In particular, do the people in banks talking about blockchain know that you can have a distributed ledger without a blockchain, but you cannot have a blockchain without a distributed ledger? Do they understand the difference between Proof of Concept (PoC), Proof of Work (PoW) and a pilot scheme? Have they considered that most of what is happening today is experimentation with no certainty about what will come out of the other end? And specifically, have they reflected upon the fact that four of five use cases for distributed ledger technologies (DLT) are structural changes, where the technology is the least significant part of that system?
This last point for me is probably the most important. Nearly every use case I’ve discussed in DLT – digital identity and clearing and settlement in particular – require massive industry changes before we can apply the technology. Many of those industry structural issues have not been addressed yet, and they have to be dealt with first.
Take digital identity. How can you have a digital identity working in DLT without the buy-in of the counterparties – government, banks and other institutions – to the scheme? Now I know that there are ways around this, but I really do not see the digital identity schemes working without agreement by those who need to verify identities agreeing that the scheme being developed is the right one. I know some people will disagree with me here – a self-sovereign scheme can operate without the deployment by a government or bank – but the point is that a government or bank are the ones who want to verify identities and without their buy-in, there is no scheme. Nevertheless, there are some leading innovators out there doing something about it.

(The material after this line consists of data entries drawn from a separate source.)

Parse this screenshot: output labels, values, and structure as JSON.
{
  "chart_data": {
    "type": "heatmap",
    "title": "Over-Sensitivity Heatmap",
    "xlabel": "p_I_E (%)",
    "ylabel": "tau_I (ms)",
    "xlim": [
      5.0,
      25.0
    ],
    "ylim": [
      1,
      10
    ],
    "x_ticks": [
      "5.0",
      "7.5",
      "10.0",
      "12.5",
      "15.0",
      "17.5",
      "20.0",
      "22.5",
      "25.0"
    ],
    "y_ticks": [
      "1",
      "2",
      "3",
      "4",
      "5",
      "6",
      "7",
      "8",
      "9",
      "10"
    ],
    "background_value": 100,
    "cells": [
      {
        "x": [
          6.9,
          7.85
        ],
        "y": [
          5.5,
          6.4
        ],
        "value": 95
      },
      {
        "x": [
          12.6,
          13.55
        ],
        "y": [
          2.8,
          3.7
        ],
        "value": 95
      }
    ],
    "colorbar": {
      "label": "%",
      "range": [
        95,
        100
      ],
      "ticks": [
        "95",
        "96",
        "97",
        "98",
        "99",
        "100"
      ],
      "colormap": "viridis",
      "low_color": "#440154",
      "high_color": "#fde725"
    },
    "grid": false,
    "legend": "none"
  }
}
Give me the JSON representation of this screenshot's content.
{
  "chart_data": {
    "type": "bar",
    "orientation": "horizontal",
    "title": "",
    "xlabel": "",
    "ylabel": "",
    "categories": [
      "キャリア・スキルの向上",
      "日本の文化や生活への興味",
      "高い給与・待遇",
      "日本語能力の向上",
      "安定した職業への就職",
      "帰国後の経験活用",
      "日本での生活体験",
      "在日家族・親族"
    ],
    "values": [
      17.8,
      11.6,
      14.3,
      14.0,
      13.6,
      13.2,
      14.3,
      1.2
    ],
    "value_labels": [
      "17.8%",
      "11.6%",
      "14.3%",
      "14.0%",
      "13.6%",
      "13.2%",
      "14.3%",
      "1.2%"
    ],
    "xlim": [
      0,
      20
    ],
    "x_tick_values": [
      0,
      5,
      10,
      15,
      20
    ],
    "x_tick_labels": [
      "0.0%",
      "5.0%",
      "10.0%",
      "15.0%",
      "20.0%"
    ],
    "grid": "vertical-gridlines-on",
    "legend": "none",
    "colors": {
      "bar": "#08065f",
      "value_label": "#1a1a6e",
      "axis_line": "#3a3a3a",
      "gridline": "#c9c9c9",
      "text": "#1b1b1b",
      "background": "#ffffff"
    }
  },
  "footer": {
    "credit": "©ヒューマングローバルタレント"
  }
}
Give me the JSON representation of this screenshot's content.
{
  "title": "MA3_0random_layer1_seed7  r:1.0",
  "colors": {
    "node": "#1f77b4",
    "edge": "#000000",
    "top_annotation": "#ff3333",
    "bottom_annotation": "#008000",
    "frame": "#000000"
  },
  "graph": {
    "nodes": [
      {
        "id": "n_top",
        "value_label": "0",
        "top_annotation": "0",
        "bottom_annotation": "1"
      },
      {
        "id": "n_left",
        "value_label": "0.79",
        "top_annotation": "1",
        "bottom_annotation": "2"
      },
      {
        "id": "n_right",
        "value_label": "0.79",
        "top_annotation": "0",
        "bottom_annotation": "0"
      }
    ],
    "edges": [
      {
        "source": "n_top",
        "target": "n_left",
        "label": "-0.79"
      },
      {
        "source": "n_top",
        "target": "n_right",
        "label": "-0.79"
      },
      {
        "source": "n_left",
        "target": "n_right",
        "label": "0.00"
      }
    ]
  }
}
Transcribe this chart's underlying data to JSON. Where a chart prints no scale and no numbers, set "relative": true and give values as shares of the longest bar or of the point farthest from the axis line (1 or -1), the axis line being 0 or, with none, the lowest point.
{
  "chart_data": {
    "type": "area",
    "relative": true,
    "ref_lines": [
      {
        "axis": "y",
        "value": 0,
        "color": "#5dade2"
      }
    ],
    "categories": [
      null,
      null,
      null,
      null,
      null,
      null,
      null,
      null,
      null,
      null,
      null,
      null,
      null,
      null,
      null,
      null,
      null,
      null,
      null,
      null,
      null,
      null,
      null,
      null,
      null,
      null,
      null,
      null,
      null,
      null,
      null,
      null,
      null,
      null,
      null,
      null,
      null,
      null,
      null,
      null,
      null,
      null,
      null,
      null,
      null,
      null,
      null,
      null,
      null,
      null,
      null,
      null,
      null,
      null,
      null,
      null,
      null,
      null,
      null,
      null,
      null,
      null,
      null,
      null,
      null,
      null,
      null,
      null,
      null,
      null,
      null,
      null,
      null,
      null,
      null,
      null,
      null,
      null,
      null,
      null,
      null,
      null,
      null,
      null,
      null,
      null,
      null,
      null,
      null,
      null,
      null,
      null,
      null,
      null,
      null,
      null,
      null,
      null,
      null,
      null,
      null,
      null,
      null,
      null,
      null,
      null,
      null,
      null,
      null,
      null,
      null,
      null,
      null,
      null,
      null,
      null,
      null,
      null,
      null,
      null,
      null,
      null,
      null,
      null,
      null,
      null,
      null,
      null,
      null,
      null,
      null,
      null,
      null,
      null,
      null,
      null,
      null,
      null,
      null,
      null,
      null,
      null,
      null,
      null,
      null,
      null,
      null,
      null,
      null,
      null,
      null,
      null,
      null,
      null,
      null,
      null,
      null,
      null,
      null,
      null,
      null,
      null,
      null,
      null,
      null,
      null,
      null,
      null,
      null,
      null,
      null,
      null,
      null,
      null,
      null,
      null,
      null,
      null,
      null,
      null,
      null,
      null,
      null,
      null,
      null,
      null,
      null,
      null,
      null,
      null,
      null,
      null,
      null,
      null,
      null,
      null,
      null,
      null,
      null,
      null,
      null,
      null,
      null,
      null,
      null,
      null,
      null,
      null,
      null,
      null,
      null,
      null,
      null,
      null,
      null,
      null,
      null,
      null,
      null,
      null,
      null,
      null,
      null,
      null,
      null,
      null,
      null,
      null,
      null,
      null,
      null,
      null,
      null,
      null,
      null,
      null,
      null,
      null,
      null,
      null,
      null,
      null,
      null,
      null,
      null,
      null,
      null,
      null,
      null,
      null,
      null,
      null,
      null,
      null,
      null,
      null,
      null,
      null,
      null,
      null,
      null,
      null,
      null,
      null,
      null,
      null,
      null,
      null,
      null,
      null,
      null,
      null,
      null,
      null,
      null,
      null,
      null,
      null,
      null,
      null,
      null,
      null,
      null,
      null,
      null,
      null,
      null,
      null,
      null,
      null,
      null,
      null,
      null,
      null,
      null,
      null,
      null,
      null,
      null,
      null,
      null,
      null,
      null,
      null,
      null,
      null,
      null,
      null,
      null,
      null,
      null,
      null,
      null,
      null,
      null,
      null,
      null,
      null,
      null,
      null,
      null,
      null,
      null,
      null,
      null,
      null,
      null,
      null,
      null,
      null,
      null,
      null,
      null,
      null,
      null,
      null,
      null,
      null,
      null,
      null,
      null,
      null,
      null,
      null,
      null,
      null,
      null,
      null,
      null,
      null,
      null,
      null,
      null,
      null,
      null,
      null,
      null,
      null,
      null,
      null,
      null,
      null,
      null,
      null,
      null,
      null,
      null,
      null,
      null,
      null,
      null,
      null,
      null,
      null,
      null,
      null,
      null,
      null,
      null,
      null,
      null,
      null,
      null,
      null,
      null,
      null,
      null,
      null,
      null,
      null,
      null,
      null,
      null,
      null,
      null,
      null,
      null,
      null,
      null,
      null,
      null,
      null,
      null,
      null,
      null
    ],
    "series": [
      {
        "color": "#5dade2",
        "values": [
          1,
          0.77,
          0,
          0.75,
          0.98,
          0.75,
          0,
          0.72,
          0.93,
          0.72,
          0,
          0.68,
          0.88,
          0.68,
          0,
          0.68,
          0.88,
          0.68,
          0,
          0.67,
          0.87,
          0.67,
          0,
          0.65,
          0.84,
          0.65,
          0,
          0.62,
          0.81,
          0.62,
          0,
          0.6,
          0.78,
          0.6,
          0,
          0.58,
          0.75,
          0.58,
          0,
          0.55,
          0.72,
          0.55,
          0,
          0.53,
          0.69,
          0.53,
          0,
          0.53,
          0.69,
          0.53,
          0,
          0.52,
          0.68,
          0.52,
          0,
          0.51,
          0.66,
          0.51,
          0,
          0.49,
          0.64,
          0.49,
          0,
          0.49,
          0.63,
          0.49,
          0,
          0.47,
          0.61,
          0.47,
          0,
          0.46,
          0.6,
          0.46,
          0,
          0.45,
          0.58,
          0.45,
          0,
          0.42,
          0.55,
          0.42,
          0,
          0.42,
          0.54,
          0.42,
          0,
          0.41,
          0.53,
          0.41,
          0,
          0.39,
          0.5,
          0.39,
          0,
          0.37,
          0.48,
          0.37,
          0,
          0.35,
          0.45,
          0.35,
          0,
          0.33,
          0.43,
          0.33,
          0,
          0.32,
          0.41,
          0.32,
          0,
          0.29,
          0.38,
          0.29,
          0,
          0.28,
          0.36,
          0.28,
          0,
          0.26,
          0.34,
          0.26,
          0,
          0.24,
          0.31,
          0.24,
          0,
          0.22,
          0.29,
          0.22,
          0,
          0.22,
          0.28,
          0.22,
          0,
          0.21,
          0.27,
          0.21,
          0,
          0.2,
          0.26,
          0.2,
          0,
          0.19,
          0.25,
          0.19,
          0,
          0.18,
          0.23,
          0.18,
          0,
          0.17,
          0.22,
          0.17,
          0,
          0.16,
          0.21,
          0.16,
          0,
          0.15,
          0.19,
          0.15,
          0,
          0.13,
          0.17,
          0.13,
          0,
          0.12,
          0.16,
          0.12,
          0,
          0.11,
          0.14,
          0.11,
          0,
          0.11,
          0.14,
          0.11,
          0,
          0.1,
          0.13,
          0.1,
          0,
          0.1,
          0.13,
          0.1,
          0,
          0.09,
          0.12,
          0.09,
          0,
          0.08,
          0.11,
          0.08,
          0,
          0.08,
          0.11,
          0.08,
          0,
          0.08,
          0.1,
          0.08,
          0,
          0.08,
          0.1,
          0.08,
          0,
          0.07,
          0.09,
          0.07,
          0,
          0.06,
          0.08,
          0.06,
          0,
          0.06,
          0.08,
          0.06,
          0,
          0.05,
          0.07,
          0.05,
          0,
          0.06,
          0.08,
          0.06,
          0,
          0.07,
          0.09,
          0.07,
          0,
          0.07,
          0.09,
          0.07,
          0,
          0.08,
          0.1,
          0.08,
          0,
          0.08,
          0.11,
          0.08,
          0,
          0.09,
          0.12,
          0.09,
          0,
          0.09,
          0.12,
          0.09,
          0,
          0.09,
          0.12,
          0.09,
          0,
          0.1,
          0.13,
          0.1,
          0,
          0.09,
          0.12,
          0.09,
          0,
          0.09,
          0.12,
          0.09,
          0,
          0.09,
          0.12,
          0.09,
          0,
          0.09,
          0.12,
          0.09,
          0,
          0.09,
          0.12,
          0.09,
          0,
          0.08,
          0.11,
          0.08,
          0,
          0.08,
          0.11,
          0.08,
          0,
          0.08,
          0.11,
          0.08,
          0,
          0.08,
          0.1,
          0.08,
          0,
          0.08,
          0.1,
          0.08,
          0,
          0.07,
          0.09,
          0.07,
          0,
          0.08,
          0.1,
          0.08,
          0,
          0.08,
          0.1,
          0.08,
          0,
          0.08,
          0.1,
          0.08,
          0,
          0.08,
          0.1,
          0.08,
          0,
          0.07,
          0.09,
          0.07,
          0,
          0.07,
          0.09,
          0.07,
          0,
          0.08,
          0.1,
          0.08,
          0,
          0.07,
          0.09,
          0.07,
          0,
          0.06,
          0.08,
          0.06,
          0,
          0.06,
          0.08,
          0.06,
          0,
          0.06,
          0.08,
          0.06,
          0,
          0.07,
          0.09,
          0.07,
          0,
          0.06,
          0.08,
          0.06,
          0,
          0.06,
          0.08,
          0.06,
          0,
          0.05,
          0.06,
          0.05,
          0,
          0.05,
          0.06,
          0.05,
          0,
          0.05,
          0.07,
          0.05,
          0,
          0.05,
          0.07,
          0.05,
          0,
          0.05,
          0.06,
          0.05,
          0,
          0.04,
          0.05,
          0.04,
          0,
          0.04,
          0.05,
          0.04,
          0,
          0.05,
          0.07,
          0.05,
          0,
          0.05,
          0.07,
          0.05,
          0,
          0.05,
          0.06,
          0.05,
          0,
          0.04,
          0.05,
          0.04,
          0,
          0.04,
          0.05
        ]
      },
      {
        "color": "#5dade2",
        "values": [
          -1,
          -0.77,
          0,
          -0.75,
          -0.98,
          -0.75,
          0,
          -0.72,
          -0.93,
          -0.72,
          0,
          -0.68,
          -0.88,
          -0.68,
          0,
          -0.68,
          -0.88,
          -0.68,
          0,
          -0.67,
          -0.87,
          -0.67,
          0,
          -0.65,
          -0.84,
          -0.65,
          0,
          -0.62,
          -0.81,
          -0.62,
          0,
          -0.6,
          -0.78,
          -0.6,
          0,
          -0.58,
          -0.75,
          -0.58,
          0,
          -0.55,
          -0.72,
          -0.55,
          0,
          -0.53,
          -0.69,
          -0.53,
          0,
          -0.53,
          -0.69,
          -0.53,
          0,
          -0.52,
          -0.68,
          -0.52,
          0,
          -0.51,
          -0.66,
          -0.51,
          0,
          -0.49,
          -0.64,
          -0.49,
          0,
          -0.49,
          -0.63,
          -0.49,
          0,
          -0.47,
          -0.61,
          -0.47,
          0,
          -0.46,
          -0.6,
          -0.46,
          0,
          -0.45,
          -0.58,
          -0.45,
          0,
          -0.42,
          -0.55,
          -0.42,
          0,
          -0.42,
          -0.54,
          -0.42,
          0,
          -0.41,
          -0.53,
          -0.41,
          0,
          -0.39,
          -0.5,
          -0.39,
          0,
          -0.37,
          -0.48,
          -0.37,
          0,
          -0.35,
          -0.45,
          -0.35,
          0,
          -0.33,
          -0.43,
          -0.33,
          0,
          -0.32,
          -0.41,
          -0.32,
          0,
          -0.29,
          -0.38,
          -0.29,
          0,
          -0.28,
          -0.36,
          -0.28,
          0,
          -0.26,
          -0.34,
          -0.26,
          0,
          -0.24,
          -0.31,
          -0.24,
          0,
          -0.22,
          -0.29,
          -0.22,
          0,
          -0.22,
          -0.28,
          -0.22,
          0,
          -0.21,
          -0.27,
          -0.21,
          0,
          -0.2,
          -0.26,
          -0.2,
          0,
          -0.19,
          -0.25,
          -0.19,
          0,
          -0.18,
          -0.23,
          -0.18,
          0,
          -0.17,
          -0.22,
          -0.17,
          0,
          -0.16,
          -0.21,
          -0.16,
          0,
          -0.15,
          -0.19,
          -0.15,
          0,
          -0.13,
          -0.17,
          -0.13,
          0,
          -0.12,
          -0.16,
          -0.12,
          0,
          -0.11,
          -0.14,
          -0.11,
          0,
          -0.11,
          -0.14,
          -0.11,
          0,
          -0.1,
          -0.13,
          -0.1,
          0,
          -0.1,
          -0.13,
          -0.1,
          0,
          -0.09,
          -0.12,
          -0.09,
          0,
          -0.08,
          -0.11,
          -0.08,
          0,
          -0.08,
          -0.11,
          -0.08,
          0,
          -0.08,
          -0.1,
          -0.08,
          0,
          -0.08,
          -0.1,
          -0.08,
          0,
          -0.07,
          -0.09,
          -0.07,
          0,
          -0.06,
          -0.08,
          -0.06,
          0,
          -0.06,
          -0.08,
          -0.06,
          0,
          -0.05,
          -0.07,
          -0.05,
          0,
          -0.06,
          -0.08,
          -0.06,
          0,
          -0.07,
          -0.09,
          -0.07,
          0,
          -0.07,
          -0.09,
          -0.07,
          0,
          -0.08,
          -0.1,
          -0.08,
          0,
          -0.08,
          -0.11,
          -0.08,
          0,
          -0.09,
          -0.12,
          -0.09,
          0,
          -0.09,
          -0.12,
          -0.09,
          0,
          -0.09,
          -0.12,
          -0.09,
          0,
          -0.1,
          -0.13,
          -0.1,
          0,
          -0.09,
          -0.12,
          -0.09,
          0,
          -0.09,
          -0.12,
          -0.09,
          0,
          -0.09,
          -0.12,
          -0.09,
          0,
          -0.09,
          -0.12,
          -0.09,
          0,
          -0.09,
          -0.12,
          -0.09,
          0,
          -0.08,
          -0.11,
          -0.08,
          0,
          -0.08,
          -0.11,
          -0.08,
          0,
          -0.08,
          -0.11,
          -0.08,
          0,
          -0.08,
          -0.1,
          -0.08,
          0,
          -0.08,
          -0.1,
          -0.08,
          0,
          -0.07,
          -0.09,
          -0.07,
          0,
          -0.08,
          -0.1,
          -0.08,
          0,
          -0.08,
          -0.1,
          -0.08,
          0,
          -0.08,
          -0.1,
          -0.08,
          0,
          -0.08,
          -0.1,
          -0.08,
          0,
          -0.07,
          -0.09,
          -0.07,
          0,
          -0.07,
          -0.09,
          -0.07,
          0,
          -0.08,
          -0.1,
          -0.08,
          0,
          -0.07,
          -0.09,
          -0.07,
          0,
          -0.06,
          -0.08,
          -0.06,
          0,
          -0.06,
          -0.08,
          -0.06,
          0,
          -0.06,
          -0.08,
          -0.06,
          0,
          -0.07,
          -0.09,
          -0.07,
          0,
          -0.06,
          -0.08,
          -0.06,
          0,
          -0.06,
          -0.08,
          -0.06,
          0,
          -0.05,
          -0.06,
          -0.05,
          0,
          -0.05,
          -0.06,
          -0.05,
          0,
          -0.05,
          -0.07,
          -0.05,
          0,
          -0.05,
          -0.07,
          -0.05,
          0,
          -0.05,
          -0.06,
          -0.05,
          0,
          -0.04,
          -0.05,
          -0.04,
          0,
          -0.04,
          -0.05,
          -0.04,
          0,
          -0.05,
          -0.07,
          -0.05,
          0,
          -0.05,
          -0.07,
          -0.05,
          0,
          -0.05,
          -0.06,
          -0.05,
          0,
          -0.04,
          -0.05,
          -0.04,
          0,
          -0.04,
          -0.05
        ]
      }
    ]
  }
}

Similarly, with clearing and settlement. The clearing and settlement systems are based upon central counterparty structures, central banks and central custodians, working together in structural agreements to interoperate. To suddenly decentralise those centralised institutions is never going to happen overnight. In fact, an awful lot of industry dialogue has to take place first around how a decentralised database of clearing would operate, the legal agreements that go with that, the contracting structures and the ecosystem that needs to be in place to make it happen. Then, and only then, will the industry start to replace the centralised databases with decentralised shared ledgers.
That is a big commitment and ask. Bear in mind TARGET2 for Securities (T2S) took about ten years to come to fruition, that’s the sort of timeframes we are looking at for any major financial infrastructures to be refreshed. About five to seven years will be agreeing the legal entities and operations around the system, and three to five years to develop and implement the system. That’s going to take a while.
So, anyone who expected a jazz hands moment saying that digital identity and clearing and settlement on DLT was here, is wrong. There will be no moment; just a long hard slog towards agreements and implementation.